Abstract: SA-PO479
Nineteen Liters of Urine Output as a Consequence of Concomitant Use of Extracorporeal Membrane Oxygenation and Tolvaptan
Session Information
- Fluid, Electrolyte, and Acid-Base Disorders: Case Reports
November 05, 2022 | Location: Exhibit Hall, Orange County Convention Center‚ West Building
Abstract Time: 10:00 AM - 12:00 PM
Category: Fluid‚ Electrolyte‚ and Acid-Base Disorders
- 1002 Fluid‚ Electrolyte‚ and Acid-Base Disorders: Clinical
Authors
- Guntupalli, Sri Vibhavari, Emory University School of Medicine, Atlanta, Georgia, United States
- Rahbari-Oskoui, Frederic F., Emory University School of Medicine, Atlanta, Georgia, United States
Introduction
Tolvaptan (TVP), an oral vasopressin (V2) receptor antagonist, has been used in heart failure patients to increase aquaresis, without evidence on improved long-term or all-cause mortality. Veno-arterial ECMO (VA-ECMO) is a new modality to improve tissue oxygenation in cardiogenic shock. We present the first reported case of massive polyuria in a patient who was on TVP and then started VA-ECMO.
Case Description
31 YO male was transferred from an outside hospital with new onset heart failure (LVEF=15%), ventricular tachycardia and cardiogenic shock. After high dose furosemide, he received 4 doses of TVP 30 mg/d and an additional 60 mg on the day of transfer. Urine output (UOP) increased from 1-2 to 4-7L/day and serum sodium ([Na]s) from 122-123 to 126-130 mmol/L temporarily.
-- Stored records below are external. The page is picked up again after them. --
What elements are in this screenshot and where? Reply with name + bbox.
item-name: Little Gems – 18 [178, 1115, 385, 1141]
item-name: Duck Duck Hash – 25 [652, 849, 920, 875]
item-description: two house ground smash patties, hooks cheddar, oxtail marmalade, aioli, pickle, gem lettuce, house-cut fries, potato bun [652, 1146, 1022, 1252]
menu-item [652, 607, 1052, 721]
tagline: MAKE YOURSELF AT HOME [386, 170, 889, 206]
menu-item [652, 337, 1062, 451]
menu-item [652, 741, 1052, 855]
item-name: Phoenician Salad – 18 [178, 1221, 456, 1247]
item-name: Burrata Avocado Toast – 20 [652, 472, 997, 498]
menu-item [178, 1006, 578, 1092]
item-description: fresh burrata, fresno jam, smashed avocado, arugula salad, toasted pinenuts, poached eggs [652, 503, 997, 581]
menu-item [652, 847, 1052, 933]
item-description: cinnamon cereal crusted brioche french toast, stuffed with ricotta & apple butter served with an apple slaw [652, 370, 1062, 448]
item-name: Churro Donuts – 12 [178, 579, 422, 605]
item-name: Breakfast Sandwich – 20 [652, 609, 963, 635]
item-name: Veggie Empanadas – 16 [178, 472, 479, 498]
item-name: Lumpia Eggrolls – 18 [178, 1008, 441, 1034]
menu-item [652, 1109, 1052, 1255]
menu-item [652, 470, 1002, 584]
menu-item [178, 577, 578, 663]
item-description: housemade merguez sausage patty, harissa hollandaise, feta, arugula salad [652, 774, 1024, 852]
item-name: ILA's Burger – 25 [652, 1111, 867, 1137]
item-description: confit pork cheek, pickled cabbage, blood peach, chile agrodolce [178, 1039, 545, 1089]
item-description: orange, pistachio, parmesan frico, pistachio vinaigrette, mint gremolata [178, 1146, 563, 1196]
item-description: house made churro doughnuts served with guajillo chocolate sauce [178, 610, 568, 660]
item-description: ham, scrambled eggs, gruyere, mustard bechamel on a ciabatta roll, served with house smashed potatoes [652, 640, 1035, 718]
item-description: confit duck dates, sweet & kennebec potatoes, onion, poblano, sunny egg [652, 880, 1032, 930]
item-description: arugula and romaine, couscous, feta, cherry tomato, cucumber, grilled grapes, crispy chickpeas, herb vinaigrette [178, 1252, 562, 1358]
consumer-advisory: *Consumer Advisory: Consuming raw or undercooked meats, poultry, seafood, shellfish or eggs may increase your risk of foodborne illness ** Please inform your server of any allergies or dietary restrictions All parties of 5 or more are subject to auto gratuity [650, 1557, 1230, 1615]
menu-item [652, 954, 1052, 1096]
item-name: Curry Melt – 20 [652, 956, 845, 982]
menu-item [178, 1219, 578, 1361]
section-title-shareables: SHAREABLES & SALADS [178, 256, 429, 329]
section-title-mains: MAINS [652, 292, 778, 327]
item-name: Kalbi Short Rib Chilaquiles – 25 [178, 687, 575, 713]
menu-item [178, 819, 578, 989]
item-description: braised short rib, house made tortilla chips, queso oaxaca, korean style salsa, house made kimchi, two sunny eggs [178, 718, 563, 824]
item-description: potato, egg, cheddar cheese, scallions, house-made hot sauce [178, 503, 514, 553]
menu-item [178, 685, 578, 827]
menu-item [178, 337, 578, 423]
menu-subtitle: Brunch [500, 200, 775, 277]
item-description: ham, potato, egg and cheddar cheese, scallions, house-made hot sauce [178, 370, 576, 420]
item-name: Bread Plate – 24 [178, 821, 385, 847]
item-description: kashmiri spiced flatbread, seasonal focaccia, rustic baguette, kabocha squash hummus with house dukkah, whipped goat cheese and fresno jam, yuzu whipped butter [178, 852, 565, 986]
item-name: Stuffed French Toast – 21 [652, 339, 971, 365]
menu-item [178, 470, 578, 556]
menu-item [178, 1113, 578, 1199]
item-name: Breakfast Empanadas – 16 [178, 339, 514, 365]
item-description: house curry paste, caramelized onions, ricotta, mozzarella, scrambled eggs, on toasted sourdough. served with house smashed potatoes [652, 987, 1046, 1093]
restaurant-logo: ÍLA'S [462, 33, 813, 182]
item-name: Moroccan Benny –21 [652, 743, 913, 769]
VA-ECMO was started at [Na]s of 119 mmol/L. UOP increased to 19L over the next 24h with a rise of [Na]s by 12 mmol. His urine Na and osmolality were 75 mmol/L and 150 mOsm/Kg respectively. Desmopressin at 2 mcg/day was administered over 2 days and UOP decreased to 11, 9, 5.5 and 3L/day over the next 4 days. Despite 1:1 replacement of free water losses, [Na]s continued to rise. His mental status was originally unchanged until his heart failure and overall condition started to deteriorate. His urine output was responsive to loop diuretics but [Na]s increased to 147 mmol/L. Unfortunately, he passed away within 2 weeks.
Discussion
TVP was used to improve hyponatremia (due to non-osmotic release of ADH observed in heart failure) and cause aquaresis. UOP on TVP is typically around 6+/-2 L in 24h, as originally seen in this case. ECMO can also cause polyuria by increased perfusion of the renal arteries. Effect of TVP on [Na]s is unpredictable with overcorrection in 40% of patients [1], [Na]s increased with TVP but overcorrected by 12 mmol/day once ECMO was started. His urine Na was elevated with low osmolarity. This rapid [Na]s rise suggests a residual effect of Tolvaptan administered several days ago combined to the ECMO-induced pressure diuresis. The washout period for tolvaptan should be 5 times the half-life of elimination (12h), which may be prolonged in case of passive hepatic congestion or use of CYP43A inducers.
Concomitant use of tolvaptan and VA-ECMO should be avoided under penalty of causing massive polyuria and rapid overcorrection of hyponatremia.